Mailden sonra kapıda siyah bir zarf belirdi: “Ayın 1’inde, gece saat 01.01’de, Bebek Parkı'nda... Not: Kimseye bahsetme ve bekle.” Zarfın arkasında beyaz bir bant ve üzerine yapıştırılmış beyaz bir anahtar. Eğer birine bahsedersem partinin gerçekleşmeyeceği düşüncesine körü körüne inanmış çocuksu bir heyecanla ayın 1’i için geri sayıma başlıyorum. Ve o an geliyor. Ayın 1’i, saat tam 01.01. Şüphelendiğim birkaç ismin bu işte parmağı olduğuna adım gibi emin, Bebek Parkı'ndayım. Paranoya ruhum azmış durumda. Her türlü ihtimale karşı parkın başında bir araba beni bekliyor.
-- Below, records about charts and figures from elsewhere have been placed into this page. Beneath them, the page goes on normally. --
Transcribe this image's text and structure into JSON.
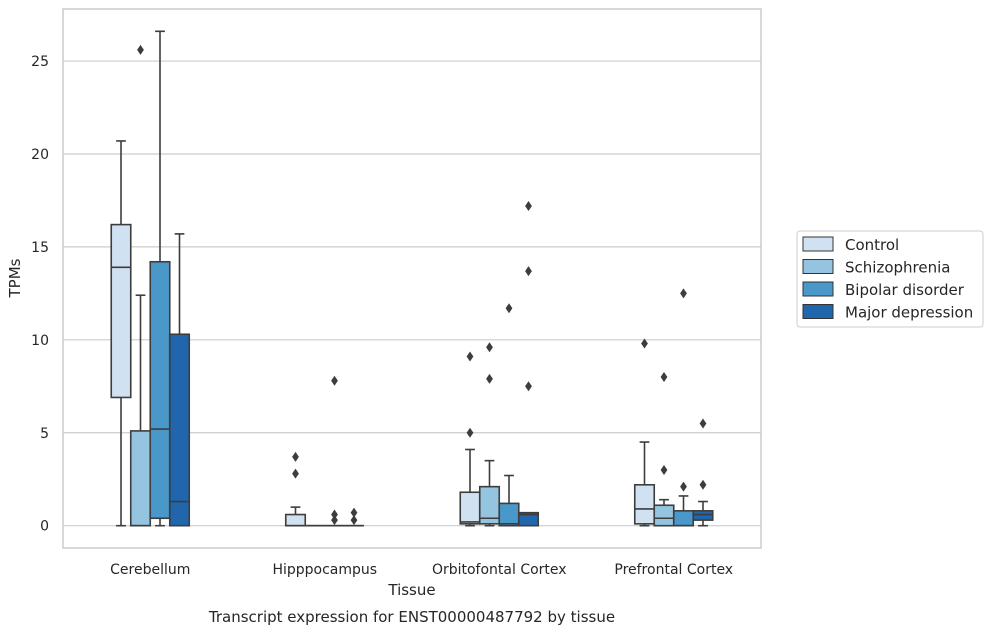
{
  "chart_data": {
    "type": "boxplot",
    "title": "Transcript expression for ENST00000487792 by tissue",
    "xlabel": "Tissue",
    "ylabel": "TPMs",
    "ylim": [
      -1.2,
      27.8
    ],
    "yticks": [
      0,
      5,
      10,
      15,
      20,
      25
    ],
    "grid": true,
    "legend_position": "right",
    "categories": [
      "Cerebellum",
      "Hipppocampus",
      "Orbitofontal Cortex",
      "Prefrontal Cortex"
    ],
    "series": [
      {
        "name": "Control",
        "color": "#d0e1f2",
        "boxes": [
          {
            "whislo": 0,
            "q1": 6.9,
            "med": 13.9,
            "q3": 16.2,
            "whishi": 20.7,
            "fliers": []
          },
          {
            "whislo": 0,
            "q1": 0,
            "med": 0,
            "q3": 0.6,
            "whishi": 1.0,
            "fliers": [
              2.8,
              3.7
            ]
          },
          {
            "whislo": 0,
            "q1": 0.1,
            "med": 0.2,
            "q3": 1.8,
            "whishi": 4.1,
            "fliers": [
              5.0,
              9.1
            ]
          },
          {
            "whislo": 0,
            "q1": 0.1,
            "med": 0.9,
            "q3": 2.2,
            "whishi": 4.5,
            "fliers": [
              9.8
            ]
          }
        ]
      },
      {
        "name": "Schizophrenia",
        "color": "#94c4df",
        "boxes": [
          {
            "whislo": 0,
            "q1": 0,
            "med": 0,
            "q3": 5.1,
            "whishi": 12.4,
            "fliers": [
              25.6
            ]
          },
          {
            "whislo": 0,
            "q1": 0,
            "med": 0,
            "q3": 0,
            "whishi": 0,
            "fliers": []
          },
          {
            "whislo": 0,
            "q1": 0.1,
            "med": 0.4,
            "q3": 2.1,
            "whishi": 3.5,
            "fliers": [
              7.9,
              9.6
            ]
          },
          {
            "whislo": 0,
            "q1": 0,
            "med": 0.4,
            "q3": 1.1,
            "whishi": 1.4,
            "fliers": [
              3.0,
              8.0
            ]
          }
        ]
      },
      {
        "name": "Bipolar disorder",
        "color": "#4a98c9",
        "boxes": [
          {
            "whislo": 0,
            "q1": 0.4,
            "med": 5.2,
            "q3": 14.2,
            "whishi": 26.6,
            "fliers": []
          },
          {
            "whislo": 0,
            "q1": 0,
            "med": 0,
            "q3": 0,
            "whishi": 0,
            "fliers": [
              0.3,
              0.6,
              7.8
            ]
          },
          {
            "whislo": 0,
            "q1": 0,
            "med": 0.1,
            "q3": 1.2,
            "whishi": 2.7,
            "fliers": [
              11.7
            ]
          },
          {
            "whislo": 0,
            "q1": 0,
            "med": 0,
            "q3": 0.8,
            "whishi": 1.6,
            "fliers": [
              2.1,
              12.5
            ]
          }
        ]
      },
      {
        "name": "Major depression",
        "color": "#2166ac",
        "boxes": [
          {
            "whislo": 0,
            "q1": 0,
            "med": 1.3,
            "q3": 10.3,
            "whishi": 15.7,
            "fliers": []
          },
          {
            "whislo": 0,
            "q1": 0,
            "med": 0,
            "q3": 0,
            "whishi": 0,
            "fliers": [
              0.3,
              0.7
            ]
          },
          {
            "whislo": 0,
            "q1": 0,
            "med": 0.6,
            "q3": 0.7,
            "whishi": 0.7,
            "fliers": [
              7.5,
              13.7,
              17.2
            ]
          },
          {
            "whislo": 0,
            "q1": 0.3,
            "med": 0.6,
            "q3": 0.8,
            "whishi": 1.3,
            "fliers": [
              2.2,
              5.5
            ]
          }
        ]
      }
    ]
  }
}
Teknelerin orada amaçsızca dolanırken, zarftaki aynı beyaz etikete sahip, ufak bir tekneyi gözüme kestiriyorum. Kaptan, ismimle beni çağırıyor. Teknenin içindeki 3-4 kişilik ‘bir yerden tanıyorum ama nereden?’ kitlesini görünce doğru yerde olduğumu anlıyorum. Tereddüt etmeden tekneye atlıyorum.
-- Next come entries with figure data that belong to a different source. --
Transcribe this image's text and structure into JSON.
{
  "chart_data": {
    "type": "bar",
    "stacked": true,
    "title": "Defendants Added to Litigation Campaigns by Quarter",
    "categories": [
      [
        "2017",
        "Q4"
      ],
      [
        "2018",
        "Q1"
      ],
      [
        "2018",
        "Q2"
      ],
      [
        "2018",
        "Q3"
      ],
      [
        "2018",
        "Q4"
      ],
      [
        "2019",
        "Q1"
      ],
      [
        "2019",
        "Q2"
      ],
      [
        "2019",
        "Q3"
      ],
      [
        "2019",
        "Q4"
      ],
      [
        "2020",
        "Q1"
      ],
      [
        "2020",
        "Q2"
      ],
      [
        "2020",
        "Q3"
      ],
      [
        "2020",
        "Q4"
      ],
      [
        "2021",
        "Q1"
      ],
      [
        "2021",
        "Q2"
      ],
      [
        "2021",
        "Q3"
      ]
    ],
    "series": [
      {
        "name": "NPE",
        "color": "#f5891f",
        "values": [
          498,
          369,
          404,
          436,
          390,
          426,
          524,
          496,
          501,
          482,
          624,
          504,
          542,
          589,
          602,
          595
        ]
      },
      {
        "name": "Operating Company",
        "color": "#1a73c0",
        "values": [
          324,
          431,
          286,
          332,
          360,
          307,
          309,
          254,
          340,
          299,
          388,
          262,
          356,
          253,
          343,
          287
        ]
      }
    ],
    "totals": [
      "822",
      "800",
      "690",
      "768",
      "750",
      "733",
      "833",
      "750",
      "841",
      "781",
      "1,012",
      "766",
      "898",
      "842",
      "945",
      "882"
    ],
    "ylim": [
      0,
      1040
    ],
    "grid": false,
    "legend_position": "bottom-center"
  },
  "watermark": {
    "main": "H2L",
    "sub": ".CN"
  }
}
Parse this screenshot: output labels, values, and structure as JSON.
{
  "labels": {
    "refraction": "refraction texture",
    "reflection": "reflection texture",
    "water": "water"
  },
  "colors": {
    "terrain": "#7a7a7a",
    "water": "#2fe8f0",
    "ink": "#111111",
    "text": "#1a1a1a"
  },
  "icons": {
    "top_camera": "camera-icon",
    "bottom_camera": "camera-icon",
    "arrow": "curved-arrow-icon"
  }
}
Blackberry ve Twitter yasağı
Elimizde şampanyalarla parti başlıyor. İkinci şampanyada partinin gizemi yavaş yavaş aralanıyor. En azından parti sahibi konusunda herkes hem fikir. (İpucu: Yabancı modelleri kendine dost bellemiş, gönüllü elçi, Türkiye’nin en çapkın iş adamlarından) Tekne bizi Kanlıca’ya yakın bir yerde bırakıyor. İskelede bekleyen Mercedes’e biniyoruz. Yaklaşık 15 dakikalık yolculuktan sonra şık bir villanın kapısında iniyoruz. Bir görevlinin, ev sahibinin ricası üzerine üzerimizdeki cep telefonu, fotoğraf makinesi vs. gibi elektronik cihazları ‘ödünç’ almak istemesi partinin heyecanını arttırıyor. “Ayin mi yapacağız?”, “Hepimizin soyunacağını bilseydim, içime daha seksi bir şeyler giyerdim” ve daha nice tahminler.
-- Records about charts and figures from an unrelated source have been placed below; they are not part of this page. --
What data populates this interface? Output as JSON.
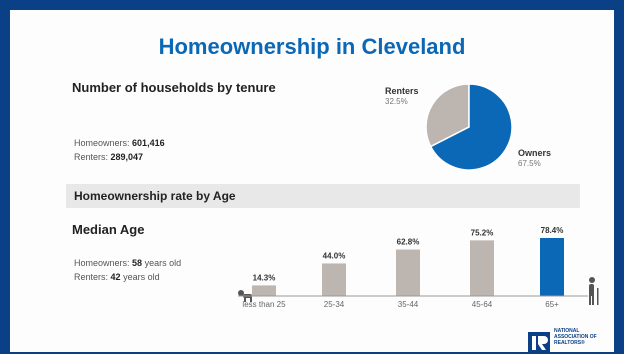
{
  "title": "Homeownership in Cleveland",
  "households": {
    "heading": "Number of households by tenure",
    "homeowners_label": "Homeowners:",
    "homeowners_value": "601,416",
    "renters_label": "Renters:",
    "renters_value": "289,047"
  },
  "section_heading": "Homeownership rate by Age",
  "median": {
    "heading": "Median Age",
    "homeowners_label": "Homeowners:",
    "homeowners_value": "58",
    "homeowners_suffix": "years old",
    "renters_label": "Renters:",
    "renters_value": "42",
    "renters_suffix": "years old"
  },
  "logo": {
    "line1": "NATIONAL",
    "line2": "ASSOCIATION OF",
    "line3": "REALTORS®"
  },
  "colors": {
    "blue": "#0b68b6",
    "gray": "#bdb5b0",
    "dark_frame": "#0b3f86"
  },
  "chart_data": [
    {
      "type": "pie",
      "slices": [
        {
          "label": "Renters",
          "value": 32.5,
          "display": "32.5%",
          "color": "#bdb5b0"
        },
        {
          "label": "Owners",
          "value": 67.5,
          "display": "67.5%",
          "color": "#0b68b6"
        }
      ]
    },
    {
      "type": "bar",
      "categories": [
        "less than 25",
        "25-34",
        "35-44",
        "45-64",
        "65+"
      ],
      "values": [
        14.3,
        44.0,
        62.8,
        75.2,
        78.4
      ],
      "labels": [
        "14.3%",
        "44.0%",
        "62.8%",
        "75.2%",
        "78.4%"
      ],
      "highlight_index": 4,
      "ylim": [
        0,
        100
      ]
    }
  ]
}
Yaklaşık 30 kişilik gizli parti, ünlü-ünsüz şehrin en matrak, cool ve seksi tiplerinden oluşuyor. Blackberry’siz kolu kırılmış, ne yapacağını bilemeyen parti kızlarına cevap ev sahibinden geliyor: “Millete anında dedikodu yetiştirmekten burnunuzun ucunu göremez haldesiniz. Bu gece BBM ve twitter yasak! Parti dedikodusu yapıldığını bir duyayım, bu evi bir daha zor görürsünüz.” Sert ultimatom sonrası herkes kendini partinin akışına bırakıyor. Tanıdık simalar arasında yurt dışında defalarca şansını denemiş oyuncu, eski bir popçu, yıllar önce İstanbul’a yerleşmiş Avrupalı iş adamı ve fiziği nefes kefen sosyetik bir güzel var. Peki, bir ikoncan, bir Ece Sükan neden yok? “Ünlü - ünsüz fark etmez. Yeter ki eğlensin, eğlendirsin” diyor ev sahibimiz. Dediği gibi herkes eğleniyor, eğlendiriyor. İlerleyen saatlerde, ‘seçilmişlerinden’ biri dansın ritmine kaptırıp yavaş yavaş soyunmaya başlıyor. Herkes şaşkın, birbirine “Kim bu, kimin nesi?” diye soruyor. Ev sahibi, şaşkın bakışları görünce kahkahasını tutamayıp gülmeye başlıyor. “Arkadaşım mı sandınız yoksa? Kız hem dansöz hem striptizci” Striptizcinin davetli kılığında geceye gelip hiç beklenmedik anda şovuna başlaması, partiyi unutulmaz kılıyor. Ateşli şov sonrası, üst kattaki ‘beyaz odalar’a geçiliyor. Boğaz’ı karşımıza alıp sabahın ilk ışıklarını kovalıyoruz. Sonrası... Hatırlamak ne mümkün!
1 Aralık saat 01.01’de Bebek’ten gizemli bir tekneye binmemle parti başladı.